There’s nowhere to hide when you go it alone acoustically, but here are a few things to consider in order to make your show as musically interesting and entertaining for the audience as possible.
> If You’re Playing Near Home, Go Big
Bring as many guitars as you can manage. If you’ve got a ukulele or mandolin you can incorporate into the set, do it. Folks like to see solo performers play different instruments, and most people — especially other players — simply dig looking at musical gear. It’s also great for starting conversations before and after the show.
> Otherwise, Travel Light
When driving a small vehicle or flying, bring your most versatile instrument — which is usually a mid-sized acoustic-electric setup to accommodate a variety of plucking and playing styles. If 12-string is a big part of your thing, there’s simply no substitute. Otherwise, fake it with a chorus pedal. I recommend keeping your essential acoustic pedals separate from your electric ones and on a dedicated “acoustic” pedalboard. Save money when flying by packing it smartly in bubble wrap inside a piece of standard hardshell luggage, rather than paying weight overage fees for a heavy-duty case on every trip. Or, consider a handy all-in-one pedal, such as the Tech 21 Acoustic Fly Rig.

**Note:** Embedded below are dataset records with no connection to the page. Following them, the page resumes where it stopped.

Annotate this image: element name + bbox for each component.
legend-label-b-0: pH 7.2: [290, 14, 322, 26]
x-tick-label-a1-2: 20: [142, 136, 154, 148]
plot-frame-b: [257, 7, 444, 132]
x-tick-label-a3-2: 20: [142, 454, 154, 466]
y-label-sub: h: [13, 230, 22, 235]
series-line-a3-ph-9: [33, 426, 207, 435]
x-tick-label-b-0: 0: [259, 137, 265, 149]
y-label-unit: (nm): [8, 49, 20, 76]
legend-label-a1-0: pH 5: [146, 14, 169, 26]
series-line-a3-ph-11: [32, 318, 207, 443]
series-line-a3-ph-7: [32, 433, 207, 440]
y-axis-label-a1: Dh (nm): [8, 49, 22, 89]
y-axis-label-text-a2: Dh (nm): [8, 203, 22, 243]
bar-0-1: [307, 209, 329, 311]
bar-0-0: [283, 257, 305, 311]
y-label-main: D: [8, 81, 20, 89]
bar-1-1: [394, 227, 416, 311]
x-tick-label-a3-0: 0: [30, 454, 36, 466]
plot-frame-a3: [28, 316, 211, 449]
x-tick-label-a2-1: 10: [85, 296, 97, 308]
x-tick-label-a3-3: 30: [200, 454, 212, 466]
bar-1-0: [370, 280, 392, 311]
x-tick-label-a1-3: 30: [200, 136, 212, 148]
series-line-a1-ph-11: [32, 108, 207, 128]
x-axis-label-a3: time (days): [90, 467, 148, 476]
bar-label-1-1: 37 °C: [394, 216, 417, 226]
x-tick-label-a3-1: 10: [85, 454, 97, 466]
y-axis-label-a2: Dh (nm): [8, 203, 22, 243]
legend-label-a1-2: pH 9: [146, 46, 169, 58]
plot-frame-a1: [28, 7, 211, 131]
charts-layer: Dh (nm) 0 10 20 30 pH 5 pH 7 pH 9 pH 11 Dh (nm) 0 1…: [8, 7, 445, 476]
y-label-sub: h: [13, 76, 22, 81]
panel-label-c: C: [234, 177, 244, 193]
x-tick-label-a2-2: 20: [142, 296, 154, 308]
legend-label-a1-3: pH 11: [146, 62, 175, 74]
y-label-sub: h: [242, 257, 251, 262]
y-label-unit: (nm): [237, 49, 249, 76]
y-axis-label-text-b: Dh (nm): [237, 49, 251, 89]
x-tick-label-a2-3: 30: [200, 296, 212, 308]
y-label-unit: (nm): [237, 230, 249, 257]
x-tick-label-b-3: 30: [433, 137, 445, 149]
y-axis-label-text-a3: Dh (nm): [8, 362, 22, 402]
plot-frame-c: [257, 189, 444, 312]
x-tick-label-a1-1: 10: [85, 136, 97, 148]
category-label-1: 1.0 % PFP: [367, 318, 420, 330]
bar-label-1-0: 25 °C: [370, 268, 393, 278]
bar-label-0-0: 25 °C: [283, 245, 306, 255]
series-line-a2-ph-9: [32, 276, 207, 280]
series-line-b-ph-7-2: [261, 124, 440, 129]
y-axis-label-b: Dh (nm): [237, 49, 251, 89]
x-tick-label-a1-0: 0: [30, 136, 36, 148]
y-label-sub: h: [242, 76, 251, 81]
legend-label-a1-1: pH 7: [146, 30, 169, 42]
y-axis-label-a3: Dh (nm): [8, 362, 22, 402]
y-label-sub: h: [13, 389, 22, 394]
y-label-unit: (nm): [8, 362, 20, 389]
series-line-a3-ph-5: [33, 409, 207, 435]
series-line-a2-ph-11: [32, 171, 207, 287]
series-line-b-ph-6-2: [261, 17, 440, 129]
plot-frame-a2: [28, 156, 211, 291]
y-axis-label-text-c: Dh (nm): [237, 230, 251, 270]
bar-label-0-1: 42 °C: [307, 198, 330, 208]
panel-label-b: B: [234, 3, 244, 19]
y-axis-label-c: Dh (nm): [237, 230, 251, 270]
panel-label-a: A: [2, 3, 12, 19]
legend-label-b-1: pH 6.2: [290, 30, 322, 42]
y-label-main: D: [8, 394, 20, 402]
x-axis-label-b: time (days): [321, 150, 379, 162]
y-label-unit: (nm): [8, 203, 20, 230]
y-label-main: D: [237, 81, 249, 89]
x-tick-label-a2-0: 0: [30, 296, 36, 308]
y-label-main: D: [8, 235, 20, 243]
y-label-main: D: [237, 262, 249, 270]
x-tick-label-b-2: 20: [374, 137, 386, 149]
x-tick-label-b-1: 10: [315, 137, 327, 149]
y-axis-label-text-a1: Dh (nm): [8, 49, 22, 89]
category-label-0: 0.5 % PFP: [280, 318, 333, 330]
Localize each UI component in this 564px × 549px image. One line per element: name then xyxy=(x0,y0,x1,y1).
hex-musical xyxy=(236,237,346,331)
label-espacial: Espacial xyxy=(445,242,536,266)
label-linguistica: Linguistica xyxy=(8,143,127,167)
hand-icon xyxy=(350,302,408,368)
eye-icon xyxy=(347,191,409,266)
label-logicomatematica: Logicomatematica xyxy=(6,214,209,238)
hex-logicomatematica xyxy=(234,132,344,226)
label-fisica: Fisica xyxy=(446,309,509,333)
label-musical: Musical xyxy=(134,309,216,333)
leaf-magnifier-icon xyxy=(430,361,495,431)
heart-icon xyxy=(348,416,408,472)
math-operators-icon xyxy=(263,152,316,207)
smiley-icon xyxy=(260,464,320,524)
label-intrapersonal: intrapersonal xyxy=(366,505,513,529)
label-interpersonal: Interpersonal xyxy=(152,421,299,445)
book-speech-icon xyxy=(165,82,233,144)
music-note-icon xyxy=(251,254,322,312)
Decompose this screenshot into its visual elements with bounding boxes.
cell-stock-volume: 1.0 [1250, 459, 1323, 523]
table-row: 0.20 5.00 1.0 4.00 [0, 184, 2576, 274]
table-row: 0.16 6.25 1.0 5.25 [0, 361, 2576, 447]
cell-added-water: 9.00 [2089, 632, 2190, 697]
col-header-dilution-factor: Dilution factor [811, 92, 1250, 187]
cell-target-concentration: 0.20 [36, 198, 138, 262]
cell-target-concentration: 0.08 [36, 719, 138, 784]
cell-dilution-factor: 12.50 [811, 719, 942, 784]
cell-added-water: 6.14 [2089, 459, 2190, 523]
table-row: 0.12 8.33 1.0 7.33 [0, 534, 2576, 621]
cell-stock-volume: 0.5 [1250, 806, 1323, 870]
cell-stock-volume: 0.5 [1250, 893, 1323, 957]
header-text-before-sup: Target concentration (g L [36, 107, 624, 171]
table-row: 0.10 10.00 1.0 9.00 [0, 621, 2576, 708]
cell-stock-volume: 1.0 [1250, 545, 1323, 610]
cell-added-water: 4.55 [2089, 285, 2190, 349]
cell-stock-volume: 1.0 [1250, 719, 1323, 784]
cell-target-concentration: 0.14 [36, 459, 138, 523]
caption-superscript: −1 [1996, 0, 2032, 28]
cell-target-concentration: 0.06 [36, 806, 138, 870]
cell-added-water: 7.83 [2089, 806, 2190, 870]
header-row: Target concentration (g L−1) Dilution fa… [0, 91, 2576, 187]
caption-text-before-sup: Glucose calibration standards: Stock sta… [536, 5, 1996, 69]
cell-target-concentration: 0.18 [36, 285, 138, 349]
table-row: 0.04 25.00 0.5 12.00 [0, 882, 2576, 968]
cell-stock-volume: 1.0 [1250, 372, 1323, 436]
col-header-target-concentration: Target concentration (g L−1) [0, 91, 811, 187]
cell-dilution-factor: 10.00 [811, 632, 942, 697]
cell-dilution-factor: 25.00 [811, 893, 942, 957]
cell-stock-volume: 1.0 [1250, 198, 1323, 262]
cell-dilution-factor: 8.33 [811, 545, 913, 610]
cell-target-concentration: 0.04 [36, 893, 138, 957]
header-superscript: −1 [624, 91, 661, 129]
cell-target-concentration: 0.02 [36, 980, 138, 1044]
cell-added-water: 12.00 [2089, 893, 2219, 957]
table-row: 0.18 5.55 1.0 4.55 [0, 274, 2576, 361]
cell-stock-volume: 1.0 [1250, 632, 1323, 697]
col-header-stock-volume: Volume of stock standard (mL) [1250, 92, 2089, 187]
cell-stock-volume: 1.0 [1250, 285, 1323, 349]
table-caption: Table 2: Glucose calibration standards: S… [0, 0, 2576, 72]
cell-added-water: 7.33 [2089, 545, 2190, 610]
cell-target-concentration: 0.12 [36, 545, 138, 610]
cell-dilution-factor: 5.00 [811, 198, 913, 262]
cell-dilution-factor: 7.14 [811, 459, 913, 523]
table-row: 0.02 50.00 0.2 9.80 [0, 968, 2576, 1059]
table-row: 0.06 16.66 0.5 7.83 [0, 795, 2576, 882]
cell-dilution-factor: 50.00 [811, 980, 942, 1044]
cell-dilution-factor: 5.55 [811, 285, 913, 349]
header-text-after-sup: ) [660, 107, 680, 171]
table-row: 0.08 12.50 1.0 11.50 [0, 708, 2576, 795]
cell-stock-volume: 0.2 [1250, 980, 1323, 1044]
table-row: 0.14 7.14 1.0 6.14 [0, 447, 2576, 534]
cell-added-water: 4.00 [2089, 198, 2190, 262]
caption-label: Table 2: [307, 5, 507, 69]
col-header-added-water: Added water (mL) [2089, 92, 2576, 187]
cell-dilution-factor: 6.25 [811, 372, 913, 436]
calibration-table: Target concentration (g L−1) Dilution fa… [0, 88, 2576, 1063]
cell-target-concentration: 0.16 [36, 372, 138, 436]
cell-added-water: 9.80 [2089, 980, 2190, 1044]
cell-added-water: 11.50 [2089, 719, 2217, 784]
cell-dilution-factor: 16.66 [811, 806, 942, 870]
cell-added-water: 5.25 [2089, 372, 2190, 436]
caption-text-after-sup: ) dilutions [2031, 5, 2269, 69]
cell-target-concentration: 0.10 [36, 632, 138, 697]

> Soundcheck Before the Show
Do a thorough soundcheck of all your gear at home, because you might not get one at the club. Have a handle on the various characters of your instruments and the settings on your pedals. At the venue, it should all be about dialing in that specific room. If you can speak the language of frequencies, the sound tech will appreciate it. Andy McKee, for example, keeps a list of notes and their corresponding frequencies, so when there’s a feedback issue with a certain note on his fretboard, he can speak specifically about where to cut or boost the mixer EQ.
> Strategize Your Set List
Flexibility is at your fingertips with no band to worry about, but it’s good to have a strategy and at least arrange your tunes into clusters that work well together. Tunings are key to such groupings, and if you’re switching guitars, then it’s paramount to have groupings so that you don’t spend half the show picking up and putting down variously tuned instruments. Learn which guitars hold which tunings best and lend themselves to certain styles. Plan your set accordingly.
> Mix It Up
In addition to tunings, consider keys, tempos and the blend of instrumental to vocal tunes. Two or three songs in the same key become bland, but a couple in a row can work — especially if they are at different tempos. Bob Weir does a cool thing where he places the second song in the same key at exactly half or double the tempo of the one before. Consider tones, as well. Songs with groovy ambiance can sound even more interesting when placed between dry ones, and vice versa.
Looping is the most common way for the modern solo-acoustic performer to expand sonically. It’s an awesome tool in any case, but live looping is much more exciting than preset loops. Adding percussive guitar hits to expand the sound is practically its own genre — and it is being taken to extreme levels — but simply adding a select few slaps and taps can be effective. Looping those can provide a firm groove foundation to play over. If you’re a singer, consider adding a vocal harmonizer to expand the sound of your voice.
> Play Like Your Life Depends on It
No matter what, cherish those minutes onstage, and give it your all, even if it’s a lame scene, a low-paying gig or a poorly attended show. If any of these factors warrant less than your maximum effort, you’ve lost, because then the only gig worth your very best is a sold-out Carnegie Hall.